Empowerment and shared experience are keys to Niagara Falls prenatal care program
Expectant mothers in Niagara Falls are finding an improved model of prenatal care by monitoring their own health and sharing the experience of pregnancy.
On a quiet Wednesday afternoon, soon-to-be moms Melanie Del Valle, Shannon Schwarberg, and Karen Mathis enter a room in the Niagara Falls Memorial Medical Center. They drop their coats and bags and head for a scale and blood pressure monitor. One-by-one, they take and record their own vitals, and then head behind a blue privacy curtain for a quick “belly check” with Physician Assistant Laura Debacco-Malysza.
“So we do fundal height measuring – the height of the uterus – to make sure baby’s growing adequately,” said Debacco-Malysza. “We do the baby’s heart tones. We assess their blood pressure and their weight they took themselves, and we talk quietly and personally about any issues they wanted to bring up today.”
This check-up is the first step each time the women arrive for a session in CenteringPregnancy. It’s a program that is delivering a better model of prenatal care through empowerment and the support of a community.
After each of the moms-to-be have their check-up, they find their seats in a circle facing each other along with a few group facilitators, and Debacco-Malysza gets the Centering session started.
Because each of the three mothers is due to give birth between mid-January and early February, they’re able to follow the program’s guidebook together. Over the course of eight sessions, it takes them through the various stages of pregnancy that they’ll experience.
On this particular day, the first topic is stress and relaxation.
Debacco-Malysza leads some deep breathing exercises, encouraging the women to envision their babies getting lots of fresh oxygen, and reminding them that there will never be another time when they’re as close to their baby as they are during pregnancy.
Then it’s on to a round of charades to show what activities help each of the women unwind, followed by a facilitated discussion about the pros and cons of breastfeeding.
Over the course of the program, other topics like birthing methods, post-partum care, and even domestic violence get covered. And while the discussions are on some sensitive and serious subjects, the whole environment is meant to be comfortable and casual. The women share a light meal, music plays in the background, and the often-sterile settings of a hospital are replaced by a rainbow-laden rug and colorful baby onesies with the letters Centering spelled out on them.
“Our mood is very light here,” Debacco-Malysza pointed out. “We are here for our patients. Our patients are very much here for each other. And it’s a little nerve-wracking for them to come for the first time, because pregnancy and just female care in general is a very personal time – a lot of personal questions, needs, concerns. But they soon find a lot of comfort in their peers.”

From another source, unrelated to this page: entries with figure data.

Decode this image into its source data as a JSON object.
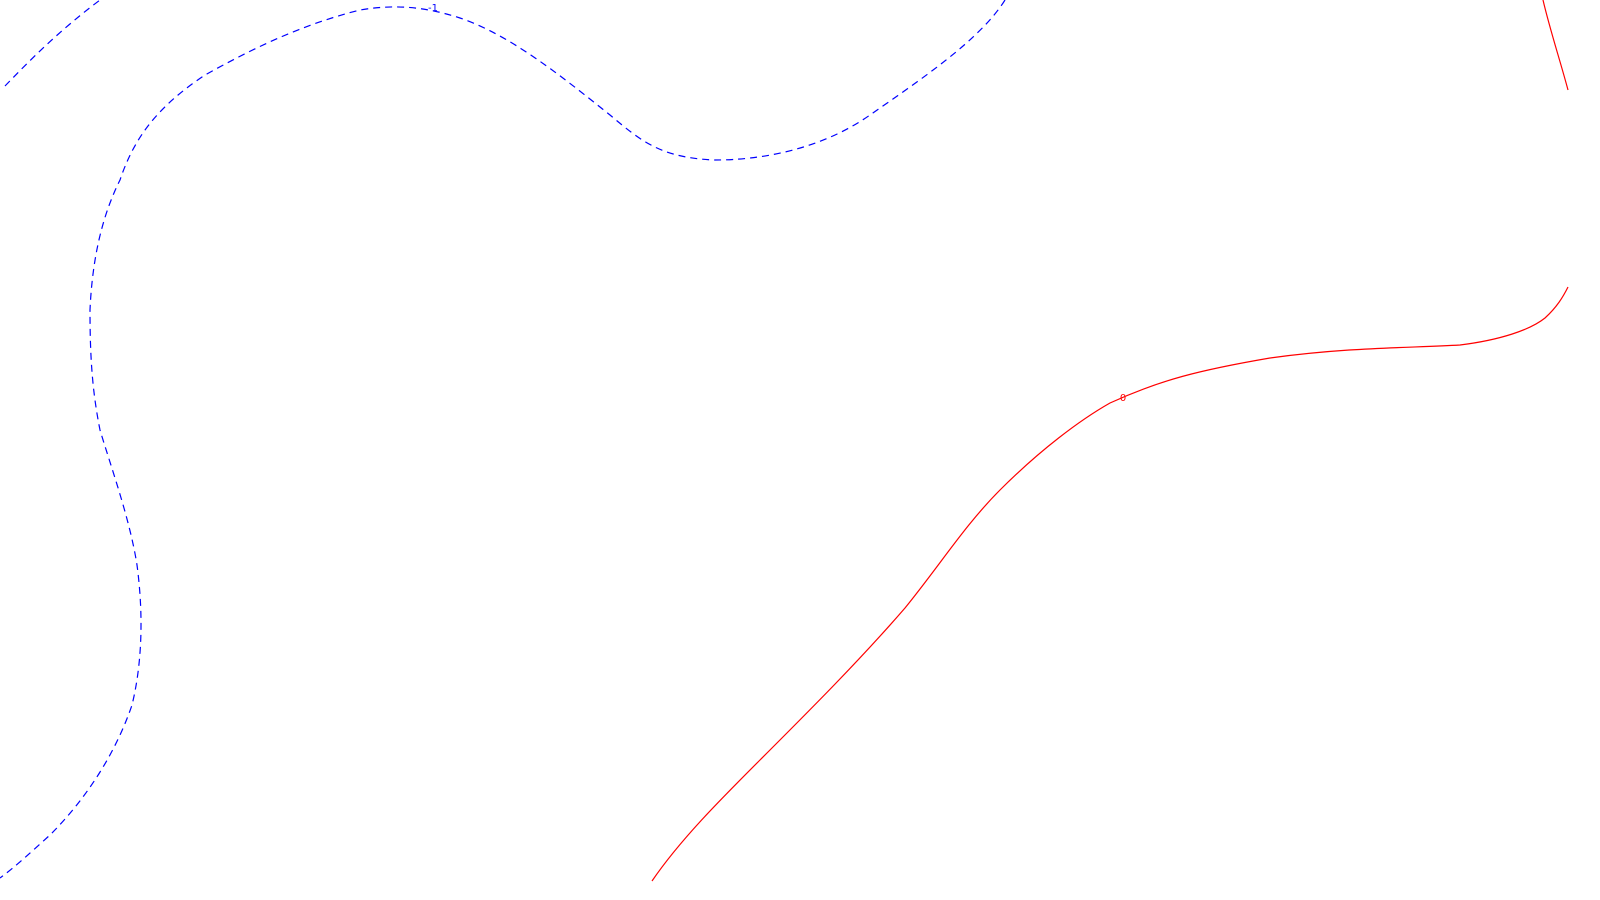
{
  "chart_data": {
    "type": "contour",
    "title": "",
    "xlabel": "",
    "ylabel": "",
    "grid": false,
    "levels": [
      {
        "level": -1,
        "label": "-1",
        "color": "#0000ff",
        "linestyle": "dashed"
      },
      {
        "level": 0,
        "label": "0",
        "color": "#ff0000",
        "linestyle": "solid"
      }
    ]
  }
}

That comfort is part of the key to Centering. When the moms-to-be open up with questions, they’re not only for Debacco-Malysza and the medical providers in the room. They’re for each other.
“I just feel comfortable talking to them,” said Del Valle. “Because, you know, they’re going through the same things I’m going through. So it’s definitely a stress-free zone.”
That stress-free zone is important, too, because the three mothers are handling a lot. Del Valle and Schwarberg have little or no family who live locally. Mathis is in the middle of nursing school and this will be her third child. All three are surrounded by a world where advice comes from every direction.
CenteringPregnancy offers them each a support group and a place get the facts they need from a reliable source.
“The doctor actually being there, versus looking at Google or just hearing from different people on the street. I mean, we’re still going to do that regardless. But when you’re with Laura and you have other people in group, everyone’s opinions come out, something you might have heard. So it’s like – boom – the doctor’s right there. She’ll tell you the best information,” said Mathis.
Not only can Debacco-Malysza share the best information, she can spend far more time doing it collectively with the mothers than she ever could in short, one-on-one office appointments.
Mathis and the other moms are part of the four Centering groups started in Niagara Falls Memorial since March, and the hospital has already seen two groups complete the program. The benefit of this alternative model of care is unmistakable.
“So, generally, when a patient is pregnant, they cannot wait for it to be over. They’re counting down the days. They’re done being pregnant,” said Debacco-Malysza. “Women who are in Centering look at me at the last session and say, ‘That’s it? We’re done? No more Centering? What do I do now?’ You go have your baby.”